Jun 1, 2007
You can't make this stuff up
Jack Kevorkian, the infamous best friend of many suicidal human beings, is being released from jail after serving an 8 year sentence for assisting assumed terminally ill patients die with dignity. But many of those people who died were not terminally ill. Thus enters more ethical debates on euthanasia practices.
In the AP Press Release, Jack is said to have promised to never help another person in an assisted suicide. Interesting promise. I can't recall having made such a promise in my lifetime, but maybe we should all start signing such waivers when we pass a certain age. What is the age limit at which time you become responsible for Knowing Better than to help someone kill themselves?
It is good to know, however, that Dr. Death (as he is known to close friends and family) is looking forward to the normal things in life. As one friend who is close to him revealed, he is planning on partaking of grapes...apricots...pistachios. He loves pistachios.
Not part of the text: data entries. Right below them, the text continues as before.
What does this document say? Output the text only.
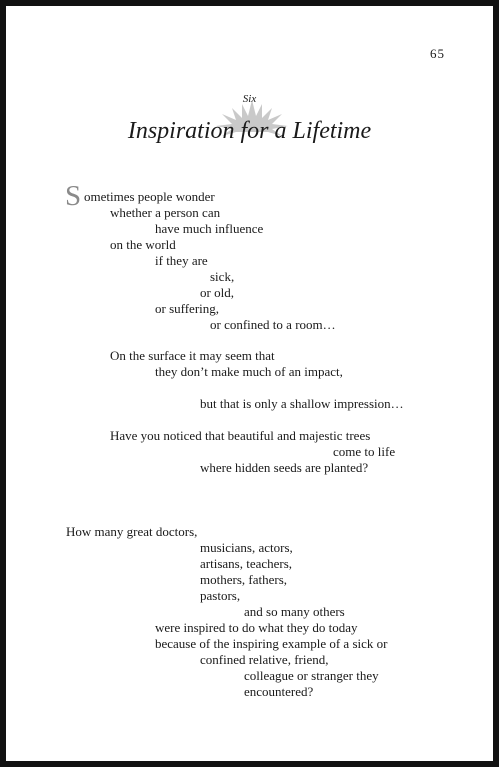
65
Six
Inspiration for a Lifetime
S ometimes people wonder
whether a person can
have much influence
on the world
if they are
sick,
or old,
or suffering,
or confined to a room…
On the surface it may seem that
they don’t make much of an impact,
but that is only a shallow impression…
Have you noticed that beautiful and majestic trees
come to life
where hidden seeds are planted?
How many great doctors,
musicians, actors,
artisans, teachers,
mothers, fathers,
pastors,
and so many others
were inspired to do what they do today
because of the inspiring example of a sick or
confined relative, friend,
colleague or stranger they
encountered?
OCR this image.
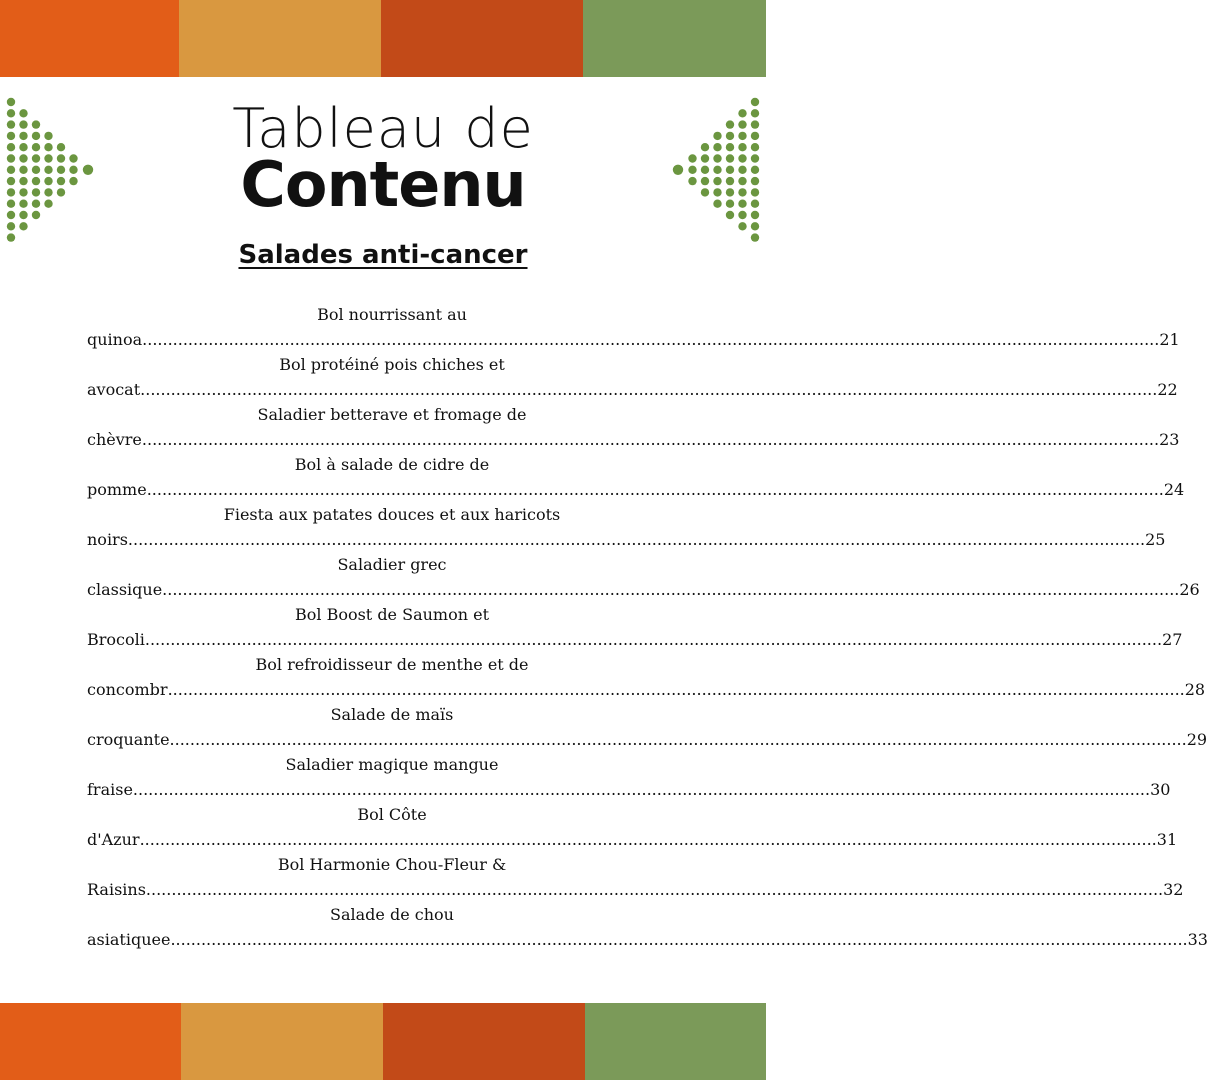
Tableau de
Contenu
Salades anti-cancer
Bol nourrissant au
quinoa ........................................................................................................................................................................................................ 21
Bol protéiné pois chiches et
avocat ........................................................................................................................................................................................................ 22
Saladier betterave et fromage de
chèvre ........................................................................................................................................................................................................ 23
Bol à salade de cidre de
pomme ........................................................................................................................................................................................................ 24
Fiesta aux patates douces et aux haricots
noirs ........................................................................................................................................................................................................ 25
Saladier grec
classique ........................................................................................................................................................................................................ 26
Bol Boost de Saumon et
Brocoli ........................................................................................................................................................................................................ 27
Bol refroidisseur de menthe et de
concombr ........................................................................................................................................................................................................ 28
Salade de maïs
croquante ........................................................................................................................................................................................................ 29
Saladier magique mangue
fraise ........................................................................................................................................................................................................ 30
Bol Côte
d'Azur ........................................................................................................................................................................................................ 31
Bol Harmonie Chou-Fleur &
Raisins ........................................................................................................................................................................................................ 32
Salade de chou
asiatiquee ........................................................................................................................................................................................................ 33
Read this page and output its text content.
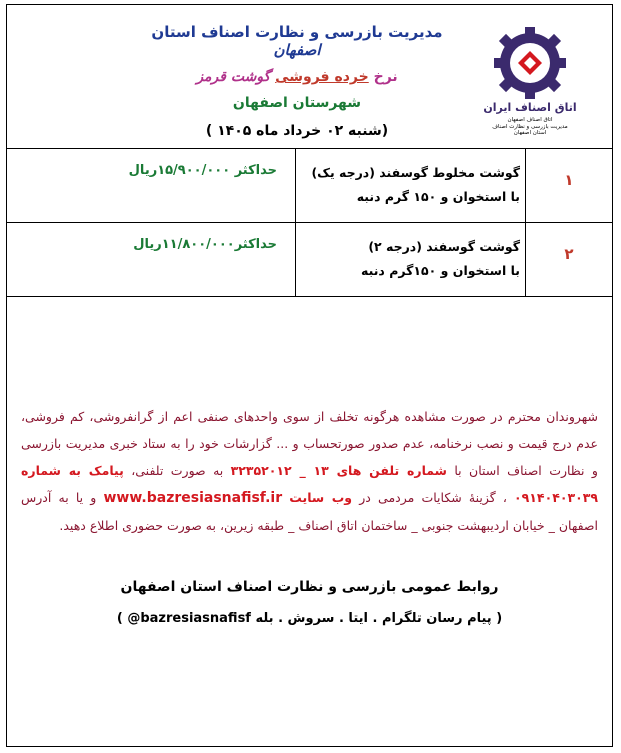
اتاق اصناف ایران
اتاق اصناف اصفهان
مدیریت بازرسی و نظارت اصناف
استان اصفهان
مدیریت بازرسی و نظارت اصناف استان اصفهان
نرخ خرده فروشی گوشت قرمز
شهرستان اصفهان
(شنبه ۰۲ خرداد ماه ۱۴۰۵ )
۱
گوشت مخلوط گوسفند (درجه یک)
با استخوان و ۱۵۰ گرم دنبه
حداکثر ۱۵/۹۰۰/۰۰۰ریال
۲
گوشت گوسفند (درجه ۲)
با استخوان و ۱۵۰گرم دنبه
حداکثر۱۱/۸۰۰/۰۰۰ریال
شهروندان محترم در صورت مشاهده هرگونه تخلف از سوی واحدهای صنفی اعم از گرانفروشی، کم فروشی، عدم درج قیمت و نصب نرخنامه، عدم صدور صورتحساب و ... گزارشات خود را به ستاد خبری مدیریت بازرسی و نظارت اصناف استان با شماره تلفن های ۱۳ _ ۳۲۳۵۲۰۱۲ به صورت تلفنی، پیامک به شماره ۰۹۱۴۰۴۰۳۰۳۹ ، گزینهٔ شکایات مردمی در وب سایت www.bazresiasnafisf.ir و یا به آدرس اصفهان _ خیابان اردیبهشت جنوبی _ ساختمان اتاق اصناف _ طبقه زیرین، به صورت حضوری اطلاع دهید.
روابط عمومی بازرسی و نظارت اصناف استان اصفهان
( پیام رسان تلگرام . ایتا . سروش . بله bazresiasnafisf@ )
Awww. Dr. Death! You are so cute and personable, aren't you? You know, even crazed maniacal death assisters aren't so bad. In fact, after seeing this in the news article I decided I would dig a little deeper to find The Person Behind Dr. Death. Someone I'd like to call "Jacky".
This is Jacky on the cover of his jazz album. Did you know he was a jazz flautist? Just like this guy... In fact, not only is he a talented flautist but an artist in general.
He has painted many oil paintings. One of these paintings even ended up on an album cover from that popular band, Acid Bath.
Pretty. I like it Jacky. You are so quirky.
I think the event in his lifetime that probably has proven most frustrating is his failed investement. He quit his job and invested his LIFE SAVINGS into a project to produce and direct a film based on Handel's Messiah. He was unable to find anybody willing to distribute the film, thus losing everything.
Maybe thats what pushed him over the edge. Maybe it was the loss of his favorite Handel score and dreams of breaking into the Biz that allowed him to look past the moral implications of assisting suicides. I can't say. But what I will say is that I'm buying his jazz CD as soon as I can scrape together some cash.